I have had the privilege of attending some fantastic professional development sessions. The DBQ project was by far the most relevant, practical, and advantageous series I have attended in seven years. Relevant? The topics are 100% aligned with my curriculum. Practical? The creators are teachers; they get it and have created templates that are teacher and user friendly and ready for implementation with zero turnaround time. Advantageous? My students are prepared to take on DBQs at the AP level when they reach high school, my credibility has increased when I share the series with colleagues, and administration/supervisors are pleased with the skill, rigor, and content alignment.
How they work: Students are introduced to the topic through a “hook activity” which is a quick and effective. Next, students read a background essay and answer questions that guarantee every student understands what the question is asking, and, shocker, build background knowledge. Students then dissect the question and identify the key ideas. Next, students take two paths. Path 1: analyze documents without prompting, or Path 2: analyze documents with set questions. I begin the year with the enhanced version, meaning students move through a series of questions to analyze each document. Next, students “bucket” or organize their ideas to structure their essay. This is when students take evidence from each document and sort them into categories or “paragraphs” to structure their essay. We even go so far as writing the ideas on sticky notes or index cards and sticking the notes onto pictures of buckets on the whiteboard or placing the cards in an actual bucket. Each DBQ comes with an essay skeleton. I use various scaffolding depending on the class and students to reach the point where every student, then constructs an essay responding to the question.

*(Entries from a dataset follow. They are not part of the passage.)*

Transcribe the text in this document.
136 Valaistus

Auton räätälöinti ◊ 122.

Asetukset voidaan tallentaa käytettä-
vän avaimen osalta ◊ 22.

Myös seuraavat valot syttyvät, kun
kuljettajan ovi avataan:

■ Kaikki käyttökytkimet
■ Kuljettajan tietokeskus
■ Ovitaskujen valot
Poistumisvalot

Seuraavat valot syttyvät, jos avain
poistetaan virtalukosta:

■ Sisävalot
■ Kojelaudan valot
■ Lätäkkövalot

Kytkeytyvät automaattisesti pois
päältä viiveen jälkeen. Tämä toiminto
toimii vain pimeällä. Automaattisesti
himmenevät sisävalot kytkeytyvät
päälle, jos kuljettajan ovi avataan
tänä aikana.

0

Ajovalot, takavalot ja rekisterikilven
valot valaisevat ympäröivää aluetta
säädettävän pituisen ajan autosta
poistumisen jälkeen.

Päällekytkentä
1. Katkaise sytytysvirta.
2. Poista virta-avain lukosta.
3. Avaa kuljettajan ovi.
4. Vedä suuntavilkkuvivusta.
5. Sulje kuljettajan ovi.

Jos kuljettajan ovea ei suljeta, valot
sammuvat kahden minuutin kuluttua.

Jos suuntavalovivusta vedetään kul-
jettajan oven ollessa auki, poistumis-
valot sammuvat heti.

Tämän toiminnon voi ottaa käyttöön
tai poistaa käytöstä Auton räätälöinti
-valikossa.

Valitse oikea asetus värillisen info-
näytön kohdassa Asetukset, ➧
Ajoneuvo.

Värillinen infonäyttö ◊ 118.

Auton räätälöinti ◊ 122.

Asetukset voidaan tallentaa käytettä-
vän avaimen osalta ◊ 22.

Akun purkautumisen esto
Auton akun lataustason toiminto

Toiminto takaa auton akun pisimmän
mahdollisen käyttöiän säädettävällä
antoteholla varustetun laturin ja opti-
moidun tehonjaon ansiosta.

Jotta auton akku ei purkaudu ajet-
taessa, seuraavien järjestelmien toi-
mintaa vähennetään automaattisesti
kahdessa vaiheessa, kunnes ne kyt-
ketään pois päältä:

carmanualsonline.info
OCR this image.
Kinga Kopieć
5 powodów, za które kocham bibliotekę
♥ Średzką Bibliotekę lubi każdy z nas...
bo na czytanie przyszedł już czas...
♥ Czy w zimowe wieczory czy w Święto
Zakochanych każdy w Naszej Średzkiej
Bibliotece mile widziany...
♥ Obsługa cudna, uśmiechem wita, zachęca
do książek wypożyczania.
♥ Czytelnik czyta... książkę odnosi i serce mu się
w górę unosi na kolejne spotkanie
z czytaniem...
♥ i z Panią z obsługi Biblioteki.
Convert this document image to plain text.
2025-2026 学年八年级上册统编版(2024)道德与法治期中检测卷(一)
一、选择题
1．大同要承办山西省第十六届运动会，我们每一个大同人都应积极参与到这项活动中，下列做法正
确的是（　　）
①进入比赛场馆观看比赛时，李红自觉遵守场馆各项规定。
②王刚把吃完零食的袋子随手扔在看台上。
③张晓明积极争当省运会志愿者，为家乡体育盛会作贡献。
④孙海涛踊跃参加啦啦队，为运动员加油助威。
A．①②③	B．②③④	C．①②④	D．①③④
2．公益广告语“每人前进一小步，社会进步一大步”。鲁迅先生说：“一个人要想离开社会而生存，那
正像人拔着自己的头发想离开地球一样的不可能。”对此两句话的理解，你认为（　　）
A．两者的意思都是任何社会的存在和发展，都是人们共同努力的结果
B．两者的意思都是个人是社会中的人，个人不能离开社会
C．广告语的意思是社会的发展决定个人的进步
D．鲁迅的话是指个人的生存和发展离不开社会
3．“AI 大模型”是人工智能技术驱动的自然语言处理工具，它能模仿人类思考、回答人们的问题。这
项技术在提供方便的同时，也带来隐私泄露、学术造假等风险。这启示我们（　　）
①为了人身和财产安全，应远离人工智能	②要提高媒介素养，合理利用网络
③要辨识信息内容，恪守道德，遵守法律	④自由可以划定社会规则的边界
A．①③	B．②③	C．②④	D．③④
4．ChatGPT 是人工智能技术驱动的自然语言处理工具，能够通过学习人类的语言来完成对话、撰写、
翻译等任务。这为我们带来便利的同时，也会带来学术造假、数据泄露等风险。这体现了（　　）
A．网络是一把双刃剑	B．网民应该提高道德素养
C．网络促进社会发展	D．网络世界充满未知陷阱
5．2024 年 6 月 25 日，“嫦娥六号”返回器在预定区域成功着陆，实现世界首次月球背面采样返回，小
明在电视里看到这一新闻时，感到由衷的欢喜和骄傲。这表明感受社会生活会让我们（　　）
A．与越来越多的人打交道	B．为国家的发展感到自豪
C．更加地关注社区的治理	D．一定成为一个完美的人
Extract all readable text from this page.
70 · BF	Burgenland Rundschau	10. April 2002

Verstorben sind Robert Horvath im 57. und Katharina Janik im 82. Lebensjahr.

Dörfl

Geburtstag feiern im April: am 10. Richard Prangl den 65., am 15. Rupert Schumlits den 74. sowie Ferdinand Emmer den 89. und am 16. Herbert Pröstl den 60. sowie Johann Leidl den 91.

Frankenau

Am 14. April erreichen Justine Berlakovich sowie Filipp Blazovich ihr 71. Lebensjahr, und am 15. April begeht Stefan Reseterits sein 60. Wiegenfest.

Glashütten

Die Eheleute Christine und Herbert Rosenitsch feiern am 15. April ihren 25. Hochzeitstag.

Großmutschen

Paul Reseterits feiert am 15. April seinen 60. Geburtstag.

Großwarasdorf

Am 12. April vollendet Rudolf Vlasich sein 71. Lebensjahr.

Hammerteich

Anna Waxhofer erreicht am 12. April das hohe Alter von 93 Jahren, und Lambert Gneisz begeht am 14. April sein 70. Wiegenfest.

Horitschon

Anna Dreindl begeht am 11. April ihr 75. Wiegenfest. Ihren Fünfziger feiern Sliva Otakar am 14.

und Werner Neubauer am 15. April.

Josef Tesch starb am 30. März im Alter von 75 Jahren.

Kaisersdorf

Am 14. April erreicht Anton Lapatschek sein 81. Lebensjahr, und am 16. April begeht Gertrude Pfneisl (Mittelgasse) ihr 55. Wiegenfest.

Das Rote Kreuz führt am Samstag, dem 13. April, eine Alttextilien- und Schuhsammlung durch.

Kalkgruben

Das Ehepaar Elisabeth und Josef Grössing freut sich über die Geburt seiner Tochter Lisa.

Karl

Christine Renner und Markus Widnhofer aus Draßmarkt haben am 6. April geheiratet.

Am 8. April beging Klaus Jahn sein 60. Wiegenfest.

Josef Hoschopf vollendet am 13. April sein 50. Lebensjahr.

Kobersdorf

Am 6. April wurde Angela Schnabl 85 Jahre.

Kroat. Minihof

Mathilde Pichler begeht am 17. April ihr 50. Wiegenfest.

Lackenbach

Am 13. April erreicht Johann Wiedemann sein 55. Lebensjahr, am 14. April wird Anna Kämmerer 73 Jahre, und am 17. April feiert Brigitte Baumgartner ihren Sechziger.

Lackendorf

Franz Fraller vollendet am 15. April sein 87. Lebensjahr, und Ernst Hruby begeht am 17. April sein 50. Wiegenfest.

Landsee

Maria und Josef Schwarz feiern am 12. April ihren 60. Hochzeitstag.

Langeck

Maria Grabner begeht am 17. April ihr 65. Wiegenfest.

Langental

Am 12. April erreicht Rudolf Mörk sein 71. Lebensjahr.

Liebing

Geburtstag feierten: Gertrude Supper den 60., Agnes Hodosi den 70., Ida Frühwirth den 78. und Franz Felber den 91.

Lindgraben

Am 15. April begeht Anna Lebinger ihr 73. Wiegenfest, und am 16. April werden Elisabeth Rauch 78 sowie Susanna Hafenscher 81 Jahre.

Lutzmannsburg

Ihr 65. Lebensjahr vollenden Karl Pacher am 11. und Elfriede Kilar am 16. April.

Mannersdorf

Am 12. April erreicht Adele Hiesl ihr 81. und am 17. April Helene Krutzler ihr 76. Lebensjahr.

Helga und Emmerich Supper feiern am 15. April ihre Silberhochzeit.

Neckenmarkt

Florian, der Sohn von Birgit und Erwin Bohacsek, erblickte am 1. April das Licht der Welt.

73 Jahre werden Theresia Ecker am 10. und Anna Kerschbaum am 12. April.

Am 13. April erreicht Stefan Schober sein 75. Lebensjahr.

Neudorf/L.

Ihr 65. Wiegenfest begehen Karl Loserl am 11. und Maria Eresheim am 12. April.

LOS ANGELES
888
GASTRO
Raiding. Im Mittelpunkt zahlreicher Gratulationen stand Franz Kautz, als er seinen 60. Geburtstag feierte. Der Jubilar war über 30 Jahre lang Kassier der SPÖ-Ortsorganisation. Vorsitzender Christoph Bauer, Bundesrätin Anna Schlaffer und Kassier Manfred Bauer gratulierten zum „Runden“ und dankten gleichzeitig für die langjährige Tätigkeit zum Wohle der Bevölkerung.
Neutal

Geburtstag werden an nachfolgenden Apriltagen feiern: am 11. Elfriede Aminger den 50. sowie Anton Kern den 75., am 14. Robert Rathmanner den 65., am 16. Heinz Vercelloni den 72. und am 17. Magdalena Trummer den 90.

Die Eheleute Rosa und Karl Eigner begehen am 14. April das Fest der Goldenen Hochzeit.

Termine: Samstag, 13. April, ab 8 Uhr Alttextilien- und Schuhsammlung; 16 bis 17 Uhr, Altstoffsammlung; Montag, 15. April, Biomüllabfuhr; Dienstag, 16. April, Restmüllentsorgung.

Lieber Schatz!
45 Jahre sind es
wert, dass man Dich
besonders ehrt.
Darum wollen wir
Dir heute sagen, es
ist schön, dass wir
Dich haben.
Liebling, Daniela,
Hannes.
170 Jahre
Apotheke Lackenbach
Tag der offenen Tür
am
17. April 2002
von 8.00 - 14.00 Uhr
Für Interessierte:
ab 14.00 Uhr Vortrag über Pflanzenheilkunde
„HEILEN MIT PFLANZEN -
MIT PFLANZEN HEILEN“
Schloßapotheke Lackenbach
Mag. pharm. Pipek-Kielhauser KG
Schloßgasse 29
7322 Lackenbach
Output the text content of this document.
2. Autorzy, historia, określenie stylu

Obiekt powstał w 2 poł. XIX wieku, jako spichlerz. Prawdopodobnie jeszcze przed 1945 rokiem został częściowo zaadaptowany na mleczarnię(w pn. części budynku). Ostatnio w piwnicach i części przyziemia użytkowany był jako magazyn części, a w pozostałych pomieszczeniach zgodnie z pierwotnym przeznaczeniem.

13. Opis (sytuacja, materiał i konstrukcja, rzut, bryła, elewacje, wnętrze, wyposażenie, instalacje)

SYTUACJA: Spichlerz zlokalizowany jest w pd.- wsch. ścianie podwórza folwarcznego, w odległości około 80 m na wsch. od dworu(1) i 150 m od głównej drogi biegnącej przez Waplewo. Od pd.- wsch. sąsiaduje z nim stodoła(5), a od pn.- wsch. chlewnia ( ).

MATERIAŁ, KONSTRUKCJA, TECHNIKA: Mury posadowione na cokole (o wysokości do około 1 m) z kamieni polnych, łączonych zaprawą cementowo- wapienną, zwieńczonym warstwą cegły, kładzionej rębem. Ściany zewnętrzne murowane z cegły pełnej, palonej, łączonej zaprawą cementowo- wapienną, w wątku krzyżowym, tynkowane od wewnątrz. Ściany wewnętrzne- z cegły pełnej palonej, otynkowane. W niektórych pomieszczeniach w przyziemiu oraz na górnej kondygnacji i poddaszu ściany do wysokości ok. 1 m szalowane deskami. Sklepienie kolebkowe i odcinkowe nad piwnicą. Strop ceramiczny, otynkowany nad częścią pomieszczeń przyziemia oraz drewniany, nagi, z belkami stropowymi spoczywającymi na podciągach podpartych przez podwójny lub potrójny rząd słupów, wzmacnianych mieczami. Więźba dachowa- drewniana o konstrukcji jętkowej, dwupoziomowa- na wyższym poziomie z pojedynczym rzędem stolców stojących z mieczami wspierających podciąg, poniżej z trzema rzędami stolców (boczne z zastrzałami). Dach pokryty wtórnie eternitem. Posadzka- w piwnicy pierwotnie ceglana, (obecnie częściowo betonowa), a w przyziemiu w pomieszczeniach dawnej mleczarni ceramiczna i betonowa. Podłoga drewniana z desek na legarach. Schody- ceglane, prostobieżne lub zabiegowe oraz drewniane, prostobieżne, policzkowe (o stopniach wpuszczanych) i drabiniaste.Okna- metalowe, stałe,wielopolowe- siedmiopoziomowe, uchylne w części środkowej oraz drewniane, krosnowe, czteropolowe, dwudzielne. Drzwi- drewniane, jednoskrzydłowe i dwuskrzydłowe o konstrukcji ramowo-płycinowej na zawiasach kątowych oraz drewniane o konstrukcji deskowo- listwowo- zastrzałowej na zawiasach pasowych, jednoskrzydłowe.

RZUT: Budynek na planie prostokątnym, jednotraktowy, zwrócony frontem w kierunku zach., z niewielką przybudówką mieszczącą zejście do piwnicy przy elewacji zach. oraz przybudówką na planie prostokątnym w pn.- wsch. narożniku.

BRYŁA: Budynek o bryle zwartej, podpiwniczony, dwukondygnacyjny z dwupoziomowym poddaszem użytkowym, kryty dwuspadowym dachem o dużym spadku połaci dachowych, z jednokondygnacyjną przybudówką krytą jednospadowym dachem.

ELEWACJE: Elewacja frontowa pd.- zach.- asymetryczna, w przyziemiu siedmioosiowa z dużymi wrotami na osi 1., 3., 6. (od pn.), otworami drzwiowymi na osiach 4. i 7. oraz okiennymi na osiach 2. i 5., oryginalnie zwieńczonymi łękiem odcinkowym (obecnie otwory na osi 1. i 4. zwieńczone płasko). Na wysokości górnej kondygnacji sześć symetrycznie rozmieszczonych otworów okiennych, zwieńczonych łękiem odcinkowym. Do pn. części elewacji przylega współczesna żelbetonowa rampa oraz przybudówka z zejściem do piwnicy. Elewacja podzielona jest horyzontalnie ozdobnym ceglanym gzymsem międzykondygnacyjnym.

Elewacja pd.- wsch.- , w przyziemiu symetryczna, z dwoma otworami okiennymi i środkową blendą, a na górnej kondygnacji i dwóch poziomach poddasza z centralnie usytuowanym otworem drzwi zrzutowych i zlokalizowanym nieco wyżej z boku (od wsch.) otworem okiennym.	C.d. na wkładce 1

Why they work: The directions are clear for both the teacher and the student. They are user-friendly. This is the only curriculum I implement as is, no changes necessary.
When to use them: I begin with a class example, modeling along the way. As the year progresses, I use them as in class essays (which the students prepare for as a class, in pairs, or independently – depends on their readiness), as summative assessments for units in which the students have a week to complete them. The modeling varies based on the topic and use. I am up to five per year (one in the beginning of the year as a model, and one per quarter).
How students respond: This is by far one of the most effective and valuable experiences for my students. The topics are challenging, yet accessible; engaging, yet content and skill-driven. What more can you ask for?
How they are packaged: The DBQ project consists of Mini DBQ binders (appropriate for middle school) and the DBQ binders (appropriate for high school). The topics range from civics to US history to world history. They are between $225-325 for a teacher resource kit. Any department chair, supervisor, or administrator would be sold if you show them the video and the sample materials.